MIDNIGHT OF ART. Ways of Collecting: Karel Babíček’s Collection
01. July 2022
The exhibition cycle Ways of Collecting presents various approaches to collecting by unveiling local and international private collections seldom available to the public, beginning with Midnight of Art, an exhibition dedicated to the collection of Karel Babíček (1956).
In 1991, the collector, curator, and entrepreneur opened Behémót Gallery, one of the first private art galleries in Prague. The gallery was founded along the New York model, with a focus on its exhibition programme, keeping abreast of current events, and communicating across generations. Babíček was the first to seek out conceptual works for his collection and to support the creation of such works. His gallery also showed multimedia and performance art.
The collection includes works by Krištof Kintera, Vladimír Kokolia, Petr Kvíčala, Vladimír Merta, Jiří Příhoda, Václav Stratil, Adriena Šimotová, Kateřina Vincourová, Margita Titlová-Ylovsky, Josef Žáček, and others. Even today, Babíček continues to follow the Czech art scene and to add to his collection.
In the second half of the 1990s, Karel Babíček also was the manager and curator of Prague’s Nová síň (New Hall) exhibition hall, where he fulfilled his great ambition to put on large international projects featuring renowned artists. During his time there, he thus presented exhibitions by Tony Cragg, Nancy Davidson, Jürgen Drescher, Gordon Matta-Clark, Jaques Monory, Julian Opie and Philippe Ramette.
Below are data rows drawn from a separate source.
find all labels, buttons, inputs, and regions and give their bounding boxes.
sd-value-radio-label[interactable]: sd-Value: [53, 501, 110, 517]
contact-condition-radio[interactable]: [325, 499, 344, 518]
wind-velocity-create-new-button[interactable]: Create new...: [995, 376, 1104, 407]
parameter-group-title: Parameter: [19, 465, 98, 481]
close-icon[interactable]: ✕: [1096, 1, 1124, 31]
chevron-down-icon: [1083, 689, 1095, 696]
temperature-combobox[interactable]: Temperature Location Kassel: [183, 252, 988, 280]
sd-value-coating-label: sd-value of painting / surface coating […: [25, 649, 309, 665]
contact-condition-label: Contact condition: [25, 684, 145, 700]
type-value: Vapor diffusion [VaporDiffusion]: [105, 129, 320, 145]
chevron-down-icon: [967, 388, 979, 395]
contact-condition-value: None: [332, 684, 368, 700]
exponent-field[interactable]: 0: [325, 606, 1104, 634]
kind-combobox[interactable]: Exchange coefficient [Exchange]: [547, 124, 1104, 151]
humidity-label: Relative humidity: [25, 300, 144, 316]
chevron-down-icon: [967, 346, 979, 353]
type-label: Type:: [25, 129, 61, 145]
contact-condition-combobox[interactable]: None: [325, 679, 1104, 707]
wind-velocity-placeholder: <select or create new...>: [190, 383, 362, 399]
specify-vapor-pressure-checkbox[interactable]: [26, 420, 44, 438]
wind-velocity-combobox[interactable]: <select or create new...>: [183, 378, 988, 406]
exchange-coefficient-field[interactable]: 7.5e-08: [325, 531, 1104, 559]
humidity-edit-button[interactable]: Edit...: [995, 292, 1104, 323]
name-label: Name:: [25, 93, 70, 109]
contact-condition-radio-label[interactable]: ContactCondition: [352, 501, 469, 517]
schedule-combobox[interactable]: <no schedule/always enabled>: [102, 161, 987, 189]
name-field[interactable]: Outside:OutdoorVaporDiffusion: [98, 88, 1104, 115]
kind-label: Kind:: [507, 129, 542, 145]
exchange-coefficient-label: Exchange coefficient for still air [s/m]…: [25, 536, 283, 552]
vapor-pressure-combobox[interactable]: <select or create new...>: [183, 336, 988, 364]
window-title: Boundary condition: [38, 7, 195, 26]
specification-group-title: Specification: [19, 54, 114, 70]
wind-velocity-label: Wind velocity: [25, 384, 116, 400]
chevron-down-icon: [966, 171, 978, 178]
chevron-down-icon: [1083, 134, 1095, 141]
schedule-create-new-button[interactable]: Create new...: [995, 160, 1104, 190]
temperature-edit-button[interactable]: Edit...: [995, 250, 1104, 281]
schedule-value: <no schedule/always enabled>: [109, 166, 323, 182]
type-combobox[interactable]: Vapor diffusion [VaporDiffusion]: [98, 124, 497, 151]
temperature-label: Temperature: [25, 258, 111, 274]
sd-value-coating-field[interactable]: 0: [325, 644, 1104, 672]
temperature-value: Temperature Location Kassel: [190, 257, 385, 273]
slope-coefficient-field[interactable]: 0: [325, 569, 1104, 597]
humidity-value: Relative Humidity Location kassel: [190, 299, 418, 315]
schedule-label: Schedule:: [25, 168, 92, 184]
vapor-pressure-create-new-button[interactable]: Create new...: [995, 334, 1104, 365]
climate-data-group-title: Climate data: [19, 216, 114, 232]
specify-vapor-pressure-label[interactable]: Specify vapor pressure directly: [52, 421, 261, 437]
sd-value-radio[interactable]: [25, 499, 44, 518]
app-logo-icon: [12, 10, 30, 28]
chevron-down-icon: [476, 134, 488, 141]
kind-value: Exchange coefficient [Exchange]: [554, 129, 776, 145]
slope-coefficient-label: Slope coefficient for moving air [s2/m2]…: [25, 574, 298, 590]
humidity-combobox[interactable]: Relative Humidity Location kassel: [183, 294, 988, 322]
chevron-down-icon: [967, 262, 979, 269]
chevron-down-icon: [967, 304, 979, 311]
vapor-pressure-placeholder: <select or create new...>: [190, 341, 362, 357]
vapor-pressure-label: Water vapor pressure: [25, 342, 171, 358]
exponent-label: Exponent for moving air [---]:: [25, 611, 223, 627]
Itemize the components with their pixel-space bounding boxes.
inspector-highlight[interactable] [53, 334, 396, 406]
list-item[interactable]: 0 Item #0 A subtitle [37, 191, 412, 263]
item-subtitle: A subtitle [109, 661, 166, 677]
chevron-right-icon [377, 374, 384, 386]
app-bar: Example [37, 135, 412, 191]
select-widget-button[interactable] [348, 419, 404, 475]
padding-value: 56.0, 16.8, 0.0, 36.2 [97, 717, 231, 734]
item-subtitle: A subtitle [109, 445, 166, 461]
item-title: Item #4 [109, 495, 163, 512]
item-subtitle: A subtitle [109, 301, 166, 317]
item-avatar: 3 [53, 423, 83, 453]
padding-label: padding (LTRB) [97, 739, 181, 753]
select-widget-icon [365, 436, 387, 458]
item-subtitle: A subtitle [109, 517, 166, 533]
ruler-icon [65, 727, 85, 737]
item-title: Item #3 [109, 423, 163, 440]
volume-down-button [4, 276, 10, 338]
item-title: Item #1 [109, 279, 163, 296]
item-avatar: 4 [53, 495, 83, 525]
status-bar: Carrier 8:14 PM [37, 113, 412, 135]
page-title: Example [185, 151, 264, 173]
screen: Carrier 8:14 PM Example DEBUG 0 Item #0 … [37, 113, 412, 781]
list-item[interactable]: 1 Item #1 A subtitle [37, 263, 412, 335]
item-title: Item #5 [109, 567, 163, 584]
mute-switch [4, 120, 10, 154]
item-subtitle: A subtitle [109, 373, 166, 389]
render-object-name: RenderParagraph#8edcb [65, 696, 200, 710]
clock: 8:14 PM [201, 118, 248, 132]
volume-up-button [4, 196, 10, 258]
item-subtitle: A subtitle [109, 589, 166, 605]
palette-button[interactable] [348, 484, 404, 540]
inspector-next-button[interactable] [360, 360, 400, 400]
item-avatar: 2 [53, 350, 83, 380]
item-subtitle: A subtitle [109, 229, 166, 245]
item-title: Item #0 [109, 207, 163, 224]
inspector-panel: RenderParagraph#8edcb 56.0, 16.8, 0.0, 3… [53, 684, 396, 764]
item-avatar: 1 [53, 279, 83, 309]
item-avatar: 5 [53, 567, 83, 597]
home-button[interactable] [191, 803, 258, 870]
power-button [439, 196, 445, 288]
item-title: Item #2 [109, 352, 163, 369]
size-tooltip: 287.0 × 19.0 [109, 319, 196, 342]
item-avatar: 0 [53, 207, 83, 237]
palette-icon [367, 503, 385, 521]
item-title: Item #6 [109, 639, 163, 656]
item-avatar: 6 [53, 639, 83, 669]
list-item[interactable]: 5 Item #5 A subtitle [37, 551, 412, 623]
Babíček’s activities significantly influenced events on the 1990s art scene. His engagement was ambitious, had a lasting impact, and above all was not just local. The Babíček collection includes more than 120 works, including several important pieces that deserve to be shown as part of the permanent exhibitions at state-run galleries. He views his collection as a unified whole that should in some way be preserved as an important record of the 1990s, as documentation of the immense upsurge of creative forces in the modern Czech democracy and as proof of the creativity that sprang from the country’s newfound freedom.